Aleksandar Avlijaš

Personal information
- Born: July 1, 1972 (age 53) Sarajevo, SR Bosnia and Herzegovina, SFR Yugoslavia
- Nationality: Bosnian / Serbian
- Listed height: 199 cm (6 ft 6 in)

Career information
- Playing career: 1988–2005
- Position: Shooting guard / Small forward

Career history
- 1988–1992: Bosna
- 1992–1993: Metalac Valjevo
- 1993–1994: UBC Münster
- 1994–1995: Jedinstvo Bijelo Polje
- 1995–1997: OKK Beograd
- 1997–1999: Radnički Beograd
- 1999–2000: Hapoel Haifa
- 2000–2001: Śląsk Wrocław
- 2001–2002: BC Avtodor
- 2002: Lovćen
- 2002-2003: Oliveirense
- 2003: Vojvodina
- 2003-2004: Türk Telekom
- 2004-2005: Maccabi Petah Tikva
- 2005: Turów Zgorzelec
- 2005-2006: CSU Ploiești
- 2006-2007: Kotwica Kołobrzeg
- 2007: CSU Ploiești

= Aleksandar Avlijaš =

Aleksandar Avlijaš (born 1 July 1972) is a Bosnian-Serbian retired professional basketball player. He played primarily as a guard and small forward during a career that spanned the late 1980s to the mid-2000s, competing for several clubs in the former Yugoslavia, Germany, and other European leagues. Avlijaš also represented Yugoslavia at youth international level.

== Early life ==
Avlijaš was born on 1 July 1972 in Sarajevo, then part of the Socialist Federal Republic of Yugoslavia. He began playing basketball in Sarajevo as a youth and was part of the junior and cadet teams of KK Bosna, achieving notable success at youth levels in Bosnia and Herzegovina. His early development with Bosna laid the foundation for his professional career.

== Club career ==
Avlijaš made his first senior appearance with Bosna in the 1988–89 season, initially playing sparingly before gaining more experience in subsequent campaigns. During his time with Bosna, he played both in the domestic league and had dual licensing stints with Borac Čapljina, being part of the Bosna squad that reached the semifinals of the FIBA Korać Cup. Injuries in the early 1990s, compounded by the outbreak of conflict in Bosnia and Herzegovina, influenced his move to Serbia in 1992.

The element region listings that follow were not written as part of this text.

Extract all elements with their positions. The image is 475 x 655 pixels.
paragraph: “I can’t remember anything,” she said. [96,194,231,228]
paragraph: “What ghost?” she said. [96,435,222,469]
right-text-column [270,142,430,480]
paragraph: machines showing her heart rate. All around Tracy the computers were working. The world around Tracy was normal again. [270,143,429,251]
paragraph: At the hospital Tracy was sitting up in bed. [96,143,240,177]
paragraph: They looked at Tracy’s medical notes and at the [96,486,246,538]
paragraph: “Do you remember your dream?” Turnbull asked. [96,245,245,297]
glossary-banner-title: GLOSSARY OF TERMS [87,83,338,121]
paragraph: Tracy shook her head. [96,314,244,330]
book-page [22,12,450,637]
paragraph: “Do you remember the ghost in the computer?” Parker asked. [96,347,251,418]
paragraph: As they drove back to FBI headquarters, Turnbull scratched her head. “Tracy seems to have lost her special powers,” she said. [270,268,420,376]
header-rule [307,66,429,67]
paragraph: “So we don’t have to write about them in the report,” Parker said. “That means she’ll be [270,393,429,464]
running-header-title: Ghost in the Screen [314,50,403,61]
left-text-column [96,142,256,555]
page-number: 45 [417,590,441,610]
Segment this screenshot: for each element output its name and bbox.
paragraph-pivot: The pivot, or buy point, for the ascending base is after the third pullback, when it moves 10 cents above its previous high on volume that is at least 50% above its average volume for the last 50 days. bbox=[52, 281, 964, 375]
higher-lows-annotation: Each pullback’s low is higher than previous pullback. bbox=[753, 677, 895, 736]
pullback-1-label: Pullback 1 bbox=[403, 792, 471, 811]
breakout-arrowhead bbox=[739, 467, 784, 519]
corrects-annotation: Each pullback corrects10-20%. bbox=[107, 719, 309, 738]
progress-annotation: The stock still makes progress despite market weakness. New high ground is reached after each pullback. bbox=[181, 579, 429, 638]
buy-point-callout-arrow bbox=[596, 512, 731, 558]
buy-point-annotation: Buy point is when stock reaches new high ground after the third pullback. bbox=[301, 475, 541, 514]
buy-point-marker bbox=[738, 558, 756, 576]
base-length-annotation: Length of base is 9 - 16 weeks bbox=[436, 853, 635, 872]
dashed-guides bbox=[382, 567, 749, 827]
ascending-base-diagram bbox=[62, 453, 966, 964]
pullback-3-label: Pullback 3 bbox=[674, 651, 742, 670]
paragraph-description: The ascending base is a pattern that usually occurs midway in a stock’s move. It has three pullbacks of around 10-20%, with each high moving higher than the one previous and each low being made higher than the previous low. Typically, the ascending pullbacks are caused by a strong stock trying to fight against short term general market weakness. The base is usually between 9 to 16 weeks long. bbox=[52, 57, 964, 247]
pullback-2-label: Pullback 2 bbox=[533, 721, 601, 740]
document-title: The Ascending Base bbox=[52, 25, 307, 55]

In 1992–93, Avlijaš joined Metalac Valjevo before moving to Germany to play with UBC Münster for the 1993–94 season. He then returned to FR Yugoslavia with Jedinstvo Bijelo Polje for the 1994–95 season and subsequently OKK Beograd (1995–97), where he became one of the leading scorers in the team. He later played for Radnički Beograd from 1997 to 1999, and finished his career in various European leagues from 1999 to 2005, including stints in Israel, Poland, Portugal, and other competitions.

== International career ==
Avlijaš represented Yugoslavia at youth level, appearing at the 1989 FIBA Europe Under-16 Championship.

== Style of play ==
Avlijaš was known for his versatility as both a guard and small forward, with the ability to handle scoring, playmaking, and defensive duties. His scoring pace and experience across different European leagues helped him maintain a long professional career.